Ganguly, Tendulkar and Sehwag opening the batting in ODIs against non-minnows (defined using the ELO system as before)
Ganguly, Tendulkar and Sehwag opening the batting in ODIs against minnows (defined using the ELO system as before)
Ganguly, Sehwag and Tendulkar batting down the order against non-minnows under Ganguly’s captaincy.
Sehwag and Tendulkar were decisively superior as ODI batsmen when compared to Ganguly in the 2000-2005 period, and India produced more runs and better starts when Ganguly was not involved, than they did when he was. Against non-minnow opposition Sehwag and Tendulkar produced 1316 runs in 27 stands at an average of 48.7 and a scoring rate of 104.5 runs per 100 balls. Sehwag and Ganguly were less consistent (42.1/99.6), while Tendulkar and Ganguly were slower (48.4/82.5). The only available conclusion (confirmed by their individual records) is that compared to the other two, Ganguly was both slower and less consistent.

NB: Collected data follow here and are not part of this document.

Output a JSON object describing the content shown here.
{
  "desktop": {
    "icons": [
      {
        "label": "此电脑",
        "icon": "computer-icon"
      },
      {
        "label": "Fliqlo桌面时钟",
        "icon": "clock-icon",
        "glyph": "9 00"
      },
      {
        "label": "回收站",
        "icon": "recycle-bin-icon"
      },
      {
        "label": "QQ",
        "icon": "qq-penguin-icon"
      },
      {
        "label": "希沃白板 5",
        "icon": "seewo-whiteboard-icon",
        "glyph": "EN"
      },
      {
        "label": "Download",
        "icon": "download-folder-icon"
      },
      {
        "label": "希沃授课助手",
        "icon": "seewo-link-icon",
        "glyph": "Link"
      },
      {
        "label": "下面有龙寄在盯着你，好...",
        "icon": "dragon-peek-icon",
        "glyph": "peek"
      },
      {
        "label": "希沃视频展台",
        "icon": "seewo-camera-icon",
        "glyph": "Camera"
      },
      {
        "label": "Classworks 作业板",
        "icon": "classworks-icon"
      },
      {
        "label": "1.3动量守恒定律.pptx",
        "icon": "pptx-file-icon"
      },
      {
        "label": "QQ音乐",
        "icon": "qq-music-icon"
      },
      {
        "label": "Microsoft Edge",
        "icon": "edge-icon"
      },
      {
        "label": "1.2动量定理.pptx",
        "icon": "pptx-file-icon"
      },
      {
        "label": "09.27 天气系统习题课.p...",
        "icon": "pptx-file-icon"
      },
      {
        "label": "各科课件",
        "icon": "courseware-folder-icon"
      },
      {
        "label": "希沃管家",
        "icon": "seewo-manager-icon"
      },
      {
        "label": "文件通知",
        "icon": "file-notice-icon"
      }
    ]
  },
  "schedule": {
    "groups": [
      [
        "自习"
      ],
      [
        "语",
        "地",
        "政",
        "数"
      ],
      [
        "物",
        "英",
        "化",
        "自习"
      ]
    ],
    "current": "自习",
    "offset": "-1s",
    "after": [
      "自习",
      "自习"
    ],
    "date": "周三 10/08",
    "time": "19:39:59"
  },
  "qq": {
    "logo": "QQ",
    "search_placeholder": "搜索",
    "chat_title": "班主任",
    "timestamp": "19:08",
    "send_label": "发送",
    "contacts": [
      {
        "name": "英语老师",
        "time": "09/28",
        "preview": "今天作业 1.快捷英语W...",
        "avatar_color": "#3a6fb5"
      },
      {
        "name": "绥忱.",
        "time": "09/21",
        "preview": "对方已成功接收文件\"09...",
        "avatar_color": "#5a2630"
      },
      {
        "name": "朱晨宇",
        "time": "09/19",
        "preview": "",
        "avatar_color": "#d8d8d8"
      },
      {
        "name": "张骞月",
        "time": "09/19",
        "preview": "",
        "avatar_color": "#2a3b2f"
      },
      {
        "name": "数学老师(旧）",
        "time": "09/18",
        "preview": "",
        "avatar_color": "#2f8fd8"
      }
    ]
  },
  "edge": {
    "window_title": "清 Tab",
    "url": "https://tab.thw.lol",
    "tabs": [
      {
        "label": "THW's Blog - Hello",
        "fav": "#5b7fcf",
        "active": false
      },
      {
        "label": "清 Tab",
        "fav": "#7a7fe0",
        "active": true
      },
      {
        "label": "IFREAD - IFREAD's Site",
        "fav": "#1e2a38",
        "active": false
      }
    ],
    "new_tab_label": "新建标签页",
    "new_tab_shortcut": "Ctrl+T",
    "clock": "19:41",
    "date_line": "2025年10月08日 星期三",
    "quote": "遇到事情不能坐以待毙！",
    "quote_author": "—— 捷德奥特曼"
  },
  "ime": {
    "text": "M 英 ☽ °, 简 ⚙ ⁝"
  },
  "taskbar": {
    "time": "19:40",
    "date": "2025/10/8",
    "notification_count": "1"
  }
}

The greatest liability a team can have under the Labour Theory Of Cricket is to carry an player who is out of form or in decline in his primary skill. A batsman who is not scoring runs, or a bowler who is not taking wickets are liabilities which cannot be overcome by any amount of “inspiration”, speech making, impartation of self-belief or anything else. The standard of competition in professional cricket is just too high for this type of self-delusion to not hurt a team. It essentially amounts to the team playing 10 v 11 against top class opposition (such as the top 3-4 teams in the world consistently offer).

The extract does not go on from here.